I must confess I thought the whole sweat shop thing had been long since eradicated. But not so — not in Jakarta any way. A recent story  gives us some of the disquieting details of the treatment workers receive on a daily basis while making 50 cents an hour for a shoe company that is reportedly worth $49 billion and spends $3.2 billion in sports endorsements alone:

They’re one of the world’s top sports clothing brands, but for years Nike have been dogged by allegations of sweatshops and child labor.

Now workers making Nike’s Converse shoes at a factory in Indonesia say they are being physically and mentally abused.

Workers at the Sukabumi plant, about 60 miles from Jakarta, say supervisors frequently throw shoes at them, slap them in the face, kick them and call them dogs and pigs. . . .

At the PT Amara Footwear factory located just outside Jakarta, where another Taiwanese contractor makes Converse shoes, a supervisor ordered six female workers to stand in the blazing sun after they failed to meet their target of completing 60 dozen pairs of shoes on time. “They were crying and allowed to continue their job only after two hours under the sun,” said Ujang Suhendi, 47, a worker at a warehouse in the factory.

The deeply unsettling thing about the story is not so much the description of the treatment of those workers — though that is certainly enough to disturb the sleep of any sensitive person.

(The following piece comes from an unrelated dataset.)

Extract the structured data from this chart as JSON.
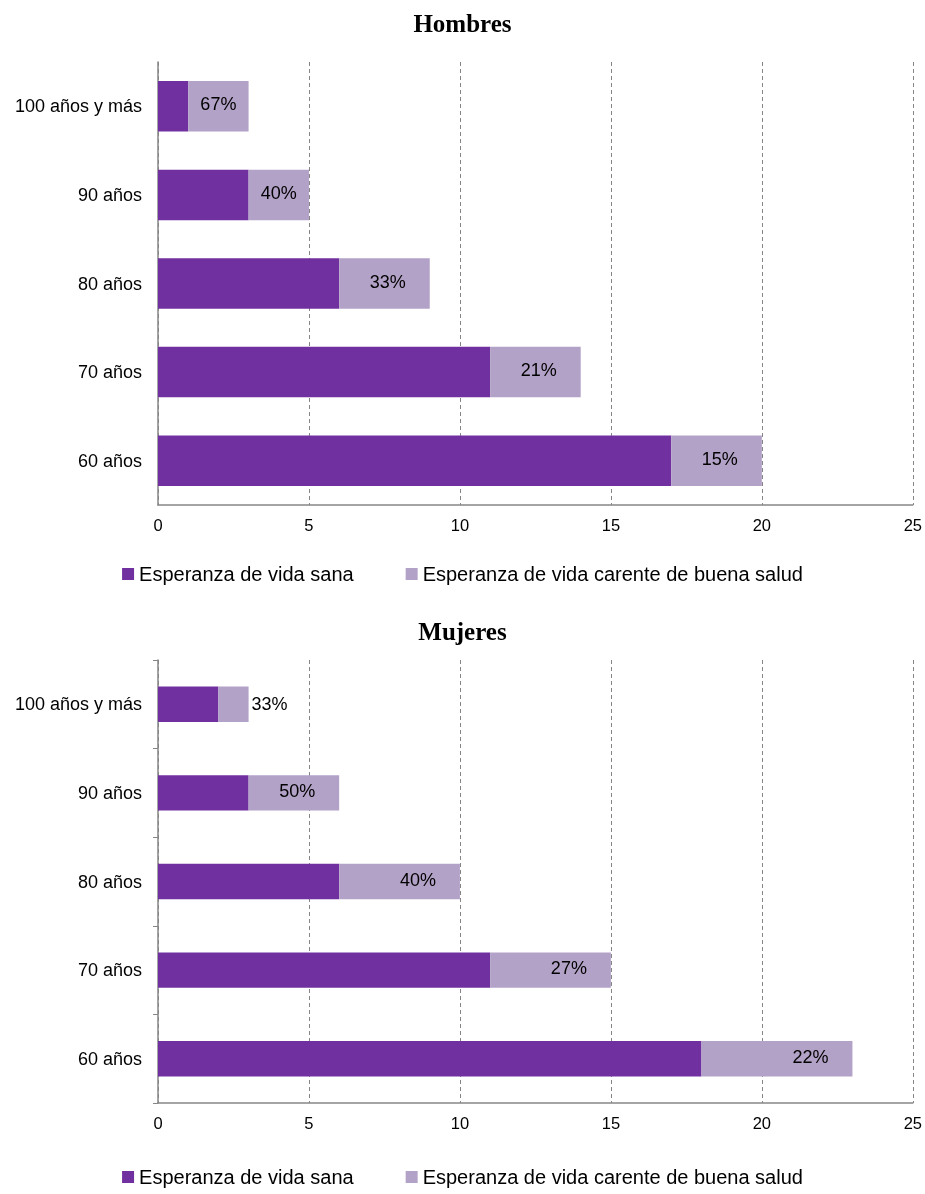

But what about the fact that none of the athletes who endorse Nike shoes for millions of dollars has spoken out about the abuses? One might argue that they don’t know, but ignorance is not an excuse when you are getting the kind of money these people are getting to endorse a pair of shoes that Moms in the ghetto have to shell out $200.00 for so their sons or daughters can keep up with the neighbor kids.

I note such names as Hope Solo, goal keeper for the American soccer team, Tiger Woods, Rory McIlroy, Michael Jordan, Rafael Nadal, Roger Federer and Michelle Wee — you know, the big names in sports. None of these people has said a word and Jordan, for one, has been with Nike since before Noah filled his ark with all those noisy, smelly animals. It does make one wonder why we adulate these people — because they excel at a sport, I suppose; certainly not because they have exemplary character. In fact, as I have noted in previous blogs, we don’t admire people for the “content of their character,” as Martin Luther King put it, we admire them because they can shoot a basketball, hit a golf ball, kick a soccer ball, or win a tennis tournament. Hardly reason to admire anyone. It suggests that we are indeed a shallow people.

One might argue that we cannot expect athletes to have a social conscience, that their job is to perform at a high level in their sport: they have no responsibility to their fans to set an example. Indeed, this is a hot topic among the talking heads on such TV networks as ESPN. But it does seem that when a person agrees to take millions of dollars — and we are talking about millions of dollars — for endorsing a product these people would first make sure the company is one they would want their names associated with. And Nike does not pass muster on that score. They have been running sweat shops for decades to make the outlandishly expensive shoes that kids simply must have. And they treat their workers like dirt. I don’t know about you, but I wouldn’t wear a pair of Nikes if you paid me.